I then had to laugh out loud (OK, to myself) when later that morning the House of Representatives voted overwhelmingly to strip Russia of its normal trade status with the US and in a separate bill ban imports of Russian gas, oil and coal. The legislation on trade places Russia (and Belarus) in the same penalty box as the North Koreas, Irans and Cubas of this world. The bill that would ban Russian fossil fuels would, if passed in the Senate, codify President Biden's executive order doing the same that was issued last month.
Then I laughed some more when that afternoon more headlines passed my screen. The European Union had agreed to ban coal imports from Russia in a (finally) first move targeting Russian energy-commodity-driven revenue. Included in this sanctions package would be a ban on Russian trucks and Russian ships from entering the EU. Member states have until Friday (this) morning to lodge formal objections.
Keeping an Eye on...
Bloomberg News and others are reporting that Chinese commodity firms are purchasing Russian coal and oil and paying for it in yuan. New shipments of Russian coal and oil are expected to land in China this month and next. At the same time, Moscow is said to be working on a rupee/ ruble payment system in order to smooth out similar trade with India.

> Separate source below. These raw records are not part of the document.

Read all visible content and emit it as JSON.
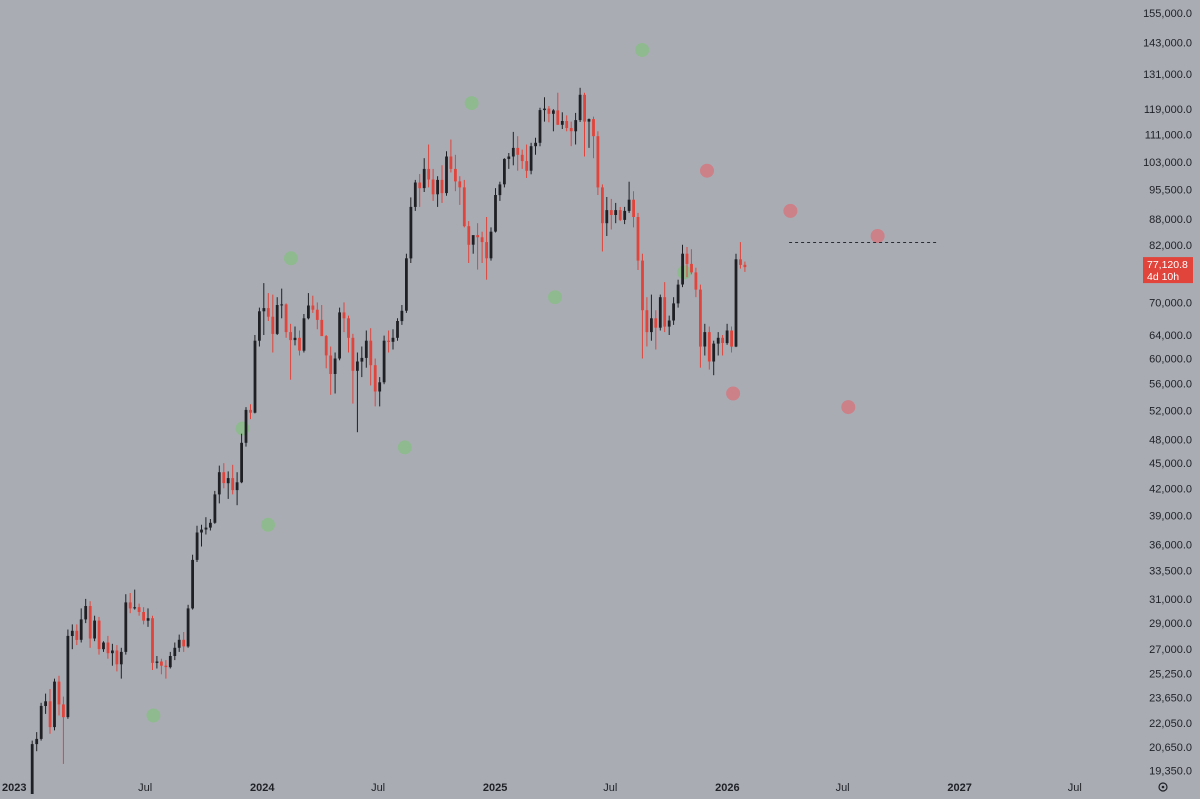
{
  "chart_data": {
    "type": "candlestick",
    "scale": "log",
    "grid": false,
    "background_color": "#aaacb4",
    "up_color": "#1e2026",
    "down_color": "#e0443a",
    "y_axis_position": "right",
    "ylim": [
      18900,
      158000
    ],
    "xlim": [
      "2023-01-01",
      "2027-09-10"
    ],
    "y_ticks": [
      "155,000.0",
      "143,000.0",
      "131,000.0",
      "119,000.0",
      "111,000.0",
      "103,000.0",
      "95,500.0",
      "88,000.0",
      "82,000.0",
      "76,000.0",
      "70,000.0",
      "64,000.0",
      "60,000.0",
      "56,000.0",
      "52,000.0",
      "48,000.0",
      "45,000.0",
      "42,000.0",
      "39,000.0",
      "36,000.0",
      "33,500.0",
      "31,000.0",
      "29,000.0",
      "27,000.0",
      "25,250.0",
      "23,650.0",
      "22,050.0",
      "20,650.0",
      "19,350.0"
    ],
    "x_ticks": [
      {
        "date": "2023-01-01",
        "label": "2023",
        "year": true
      },
      {
        "date": "2023-07-01",
        "label": "Jul",
        "year": false
      },
      {
        "date": "2024-01-01",
        "label": "2024",
        "year": true
      },
      {
        "date": "2024-07-01",
        "label": "Jul",
        "year": false
      },
      {
        "date": "2025-01-01",
        "label": "2025",
        "year": true
      },
      {
        "date": "2025-07-01",
        "label": "Jul",
        "year": false
      },
      {
        "date": "2026-01-01",
        "label": "2026",
        "year": true
      },
      {
        "date": "2026-07-01",
        "label": "Jul",
        "year": false
      },
      {
        "date": "2027-01-01",
        "label": "2027",
        "year": true
      },
      {
        "date": "2027-07-01",
        "label": "Jul",
        "year": false
      }
    ],
    "series_start": "2023-01-01",
    "candle_interval_days": 7,
    "candles_ohlc": [
      [
        16500,
        21000,
        16400,
        20800
      ],
      [
        20800,
        21500,
        20400,
        21100
      ],
      [
        21100,
        23300,
        21000,
        23100
      ],
      [
        23100,
        23900,
        22600,
        23400
      ],
      [
        23400,
        24200,
        21400,
        21800
      ],
      [
        21800,
        24900,
        21600,
        24700
      ],
      [
        24700,
        25100,
        22500,
        23200
      ],
      [
        23200,
        23700,
        19700,
        22400
      ],
      [
        22400,
        28500,
        22300,
        28000
      ],
      [
        28000,
        28900,
        27000,
        28400
      ],
      [
        28400,
        28900,
        27300,
        27700
      ],
      [
        27700,
        30200,
        27500,
        29300
      ],
      [
        29300,
        31000,
        29000,
        30400
      ],
      [
        30400,
        30800,
        27100,
        27800
      ],
      [
        27800,
        29600,
        27600,
        29200
      ],
      [
        29200,
        29500,
        26600,
        27000
      ],
      [
        27000,
        27600,
        26800,
        27500
      ],
      [
        27500,
        28000,
        26300,
        26700
      ],
      [
        26700,
        27400,
        25800,
        26900
      ],
      [
        26900,
        27300,
        25400,
        25900
      ],
      [
        25900,
        27100,
        24900,
        26800
      ],
      [
        26800,
        31400,
        26600,
        30700
      ],
      [
        30700,
        31500,
        29800,
        30200
      ],
      [
        30200,
        31800,
        30100,
        30300
      ],
      [
        30300,
        30600,
        29600,
        29900
      ],
      [
        29900,
        30300,
        28900,
        29200
      ],
      [
        29200,
        30200,
        28700,
        29400
      ],
      [
        29400,
        29600,
        25500,
        26000
      ],
      [
        26000,
        26500,
        25600,
        26100
      ],
      [
        26100,
        26300,
        25200,
        25800
      ],
      [
        25800,
        26200,
        24900,
        25700
      ],
      [
        25700,
        26800,
        25600,
        26500
      ],
      [
        26500,
        27500,
        26200,
        27100
      ],
      [
        27100,
        28100,
        26800,
        27700
      ],
      [
        27700,
        28300,
        26800,
        27200
      ],
      [
        27200,
        30500,
        27100,
        30200
      ],
      [
        30200,
        35000,
        30100,
        34500
      ],
      [
        34500,
        37900,
        34300,
        37200
      ],
      [
        37200,
        38000,
        35800,
        37500
      ],
      [
        37500,
        38800,
        37000,
        37700
      ],
      [
        37700,
        38600,
        37400,
        38200
      ],
      [
        38200,
        41700,
        38100,
        41300
      ],
      [
        41300,
        44700,
        40300,
        43900
      ],
      [
        43900,
        45000,
        42000,
        42600
      ],
      [
        42600,
        44000,
        40800,
        43200
      ],
      [
        43200,
        44800,
        41300,
        41800
      ],
      [
        41800,
        43900,
        40100,
        42700
      ],
      [
        42700,
        48800,
        42600,
        47600
      ],
      [
        47600,
        52500,
        47100,
        52100
      ],
      [
        52100,
        52900,
        50800,
        51700
      ],
      [
        51700,
        64000,
        51600,
        63000
      ],
      [
        63000,
        69000,
        62000,
        68300
      ],
      [
        68300,
        73800,
        64000,
        68900
      ],
      [
        68900,
        71800,
        66500,
        67300
      ],
      [
        67300,
        71500,
        61000,
        64200
      ],
      [
        64200,
        71000,
        64000,
        69500
      ],
      [
        69500,
        72700,
        67000,
        69600
      ],
      [
        69600,
        69800,
        63500,
        64500
      ],
      [
        64500,
        66000,
        56600,
        63100
      ],
      [
        63100,
        65500,
        62200,
        63500
      ],
      [
        63500,
        64800,
        60500,
        61300
      ],
      [
        61300,
        67800,
        61000,
        67000
      ],
      [
        67000,
        71800,
        66800,
        69400
      ],
      [
        69400,
        71300,
        68000,
        68600
      ],
      [
        68600,
        70000,
        65000,
        66700
      ],
      [
        66700,
        69500,
        64500,
        63800
      ],
      [
        63800,
        64000,
        58400,
        60500
      ],
      [
        60500,
        62000,
        54300,
        57500
      ],
      [
        57500,
        61000,
        54500,
        60000
      ],
      [
        60000,
        69000,
        59700,
        68100
      ],
      [
        68100,
        70000,
        64500,
        67000
      ],
      [
        67000,
        67500,
        61000,
        63500
      ],
      [
        63500,
        64200,
        53000,
        58000
      ],
      [
        58000,
        61000,
        49000,
        59500
      ],
      [
        59500,
        62000,
        57000,
        60100
      ],
      [
        60100,
        64800,
        58500,
        63000
      ],
      [
        63000,
        65200,
        55700,
        58900
      ],
      [
        58900,
        60000,
        52600,
        54800
      ],
      [
        54800,
        57000,
        52600,
        56200
      ],
      [
        56200,
        63900,
        55900,
        63000
      ],
      [
        63000,
        64800,
        61000,
        62800
      ],
      [
        62800,
        65000,
        61500,
        63500
      ],
      [
        63500,
        67000,
        63000,
        66500
      ],
      [
        66500,
        69500,
        65800,
        68400
      ],
      [
        68400,
        80000,
        68000,
        79000
      ],
      [
        79000,
        93400,
        78000,
        91000
      ],
      [
        91000,
        98000,
        90000,
        97300
      ],
      [
        97300,
        99600,
        91000,
        95800
      ],
      [
        95800,
        104000,
        94800,
        101000
      ],
      [
        101000,
        108000,
        96000,
        98100
      ],
      [
        98100,
        101000,
        92500,
        94200
      ],
      [
        94200,
        99000,
        91000,
        98000
      ],
      [
        98000,
        102000,
        92000,
        94500
      ],
      [
        94500,
        106000,
        93800,
        104500
      ],
      [
        104500,
        109500,
        100000,
        101000
      ],
      [
        101000,
        105000,
        95000,
        97600
      ],
      [
        97600,
        99000,
        91500,
        96000
      ],
      [
        96000,
        98000,
        86000,
        86300
      ],
      [
        86300,
        87500,
        78000,
        82000
      ],
      [
        82000,
        84000,
        80000,
        84200
      ],
      [
        84200,
        87000,
        76600,
        83700
      ],
      [
        83700,
        85000,
        78000,
        82600
      ],
      [
        82600,
        88500,
        74500,
        79000
      ],
      [
        79000,
        86000,
        78500,
        85000
      ],
      [
        85000,
        95800,
        84800,
        94000
      ],
      [
        94000,
        97500,
        92500,
        96800
      ],
      [
        96800,
        104000,
        96000,
        103800
      ],
      [
        103800,
        105500,
        101000,
        104500
      ],
      [
        104500,
        111800,
        102000,
        107000
      ],
      [
        107000,
        110500,
        100500,
        105000
      ],
      [
        105000,
        106500,
        101000,
        103200
      ],
      [
        103200,
        108000,
        98500,
        100500
      ],
      [
        100500,
        108500,
        99500,
        107500
      ],
      [
        107500,
        110000,
        105000,
        108500
      ],
      [
        108500,
        119500,
        107500,
        118700
      ],
      [
        118700,
        123000,
        115000,
        119200
      ],
      [
        119200,
        120000,
        114800,
        117500
      ],
      [
        117500,
        119000,
        112000,
        118600
      ],
      [
        118600,
        124500,
        114000,
        114000
      ],
      [
        114000,
        118000,
        112700,
        115200
      ],
      [
        115200,
        117000,
        112000,
        113000
      ],
      [
        113000,
        115000,
        107500,
        112000
      ],
      [
        112000,
        117800,
        108000,
        115500
      ],
      [
        115500,
        126200,
        114900,
        123800
      ],
      [
        123800,
        124500,
        104500,
        115000
      ],
      [
        115000,
        116000,
        107000,
        115800
      ],
      [
        115800,
        116600,
        104000,
        110500
      ],
      [
        110500,
        112000,
        94000,
        96000
      ],
      [
        96000,
        96800,
        80500,
        87000
      ],
      [
        87000,
        93500,
        84000,
        90200
      ],
      [
        90200,
        93000,
        85500,
        89000
      ],
      [
        89000,
        92000,
        87000,
        90200
      ],
      [
        90200,
        91000,
        87500,
        87800
      ],
      [
        87800,
        91000,
        86800,
        90000
      ],
      [
        90000,
        97500,
        89500,
        92800
      ],
      [
        92800,
        95000,
        86000,
        88500
      ],
      [
        88500,
        89500,
        76500,
        78500
      ],
      [
        78500,
        80000,
        60000,
        68500
      ],
      [
        68500,
        71000,
        62000,
        64500
      ],
      [
        64500,
        71500,
        63000,
        67000
      ],
      [
        67000,
        68500,
        61500,
        65300
      ],
      [
        65300,
        71500,
        64800,
        71000
      ],
      [
        71000,
        74000,
        64500,
        65500
      ],
      [
        65500,
        67500,
        64000,
        66600
      ],
      [
        66600,
        71000,
        65800,
        69800
      ],
      [
        69800,
        74500,
        69000,
        73500
      ],
      [
        73500,
        82000,
        73000,
        80000
      ],
      [
        80000,
        81500,
        75000,
        77800
      ],
      [
        77800,
        81000,
        75600,
        76000
      ],
      [
        76000,
        77000,
        71000,
        72500
      ],
      [
        72500,
        73500,
        58500,
        62000
      ],
      [
        62000,
        66000,
        60500,
        64500
      ],
      [
        64500,
        65500,
        58200,
        59500
      ],
      [
        59500,
        63000,
        57300,
        62500
      ],
      [
        62500,
        64500,
        60500,
        63500
      ],
      [
        63500,
        64000,
        60500,
        62600
      ],
      [
        62600,
        66000,
        62300,
        64800
      ],
      [
        64800,
        65500,
        61000,
        62000
      ],
      [
        62000,
        80000,
        61900,
        78800
      ],
      [
        78800,
        82600,
        76800,
        77600
      ],
      [
        77600,
        78300,
        76100,
        77120.8
      ]
    ],
    "signal_markers": [
      {
        "date": "2023-07-14",
        "price": 22500,
        "type": "green"
      },
      {
        "date": "2023-12-01",
        "price": 49500,
        "type": "green"
      },
      {
        "date": "2024-01-10",
        "price": 38000,
        "type": "green"
      },
      {
        "date": "2024-02-15",
        "price": 79000,
        "type": "green"
      },
      {
        "date": "2024-08-12",
        "price": 47000,
        "type": "green"
      },
      {
        "date": "2024-11-25",
        "price": 121000,
        "type": "green"
      },
      {
        "date": "2025-04-05",
        "price": 71000,
        "type": "green"
      },
      {
        "date": "2025-08-20",
        "price": 140000,
        "type": "green"
      },
      {
        "date": "2025-10-25",
        "price": 76000,
        "type": "green"
      },
      {
        "date": "2025-11-30",
        "price": 100500,
        "type": "red"
      },
      {
        "date": "2026-01-10",
        "price": 54500,
        "type": "red"
      },
      {
        "date": "2026-04-10",
        "price": 90000,
        "type": "red"
      },
      {
        "date": "2026-07-10",
        "price": 52500,
        "type": "red"
      },
      {
        "date": "2026-08-25",
        "price": 84000,
        "type": "red"
      }
    ],
    "green_marker_color": "#8fba8f",
    "red_marker_color": "#cc8088",
    "dashed_line": {
      "price": 82500,
      "from": "2026-04-08",
      "to": "2026-11-25",
      "color": "#2a2c33"
    },
    "last_price": {
      "value": "77,120.8",
      "countdown": "4d 10h",
      "price": 77120.8,
      "color": "#e0443a"
    }
  }
}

Not that the US, UK and EU should be doing anything differently as far as sanctioning the Russian economy and excluding Russia from the SWIFT messaging system, but if the two most populous nations on earth are willing to purchase Russian energy commodities in local currency in order to land a discount, thus decreasing the value of the US dollar's place as the reserve currency to the planet, we must take notice. Disappointed in Chinese and Indian leadership as the Ukrainian people suffer. That said, the potential for a Russo-Sino-Indian non-dollar trade "agreement" cannot be ignored. Something negative and lasting is likely brewing here.
It should be noted that on Thursday, the UN's general assembly voted to suspend Russia from the Human Rights Council. Ninety-three UN member nations voted to approve Russia's suspension, while 24 nations including China voted against suspending Russia and another 58, including India, abstained.
Breakout? In This Market?
Anyone else take a peek at O'Reilly Automotive (ORLY) lately. I am not in the name, but I have been watching the chart. Just not sure what I am seeing.
Some run, no doubt. Now, let's zoom in...
Do you see a breakout from a cup with handle pattern with a $705 pivot?
Or do you see a rising wedge pattern disconnected from the prior trend? That would be bearish. I really see both. The stock trades at 22x forward earnings but pays no dividend. While tempting, I don't see anything that I can be confident in that would provoke the extension of capital that I could feed my family with.
Economics (All Times Eastern)
10:00 - Wholesale Inventories (Feb-rev): Flashed 1.2% m/m.
13:00 - Baker Hughes Total Rig Count (Weekly): Last 673.
13:00 - Baker Hughes Oil Rig Count (Weekly): Last 533.
The Fed (All Times Eastern)
No public appearances scheduled.
Today's Earnings Highlights (Consensus EPS Expectations)
No significant quarterly earnings releases scheduled.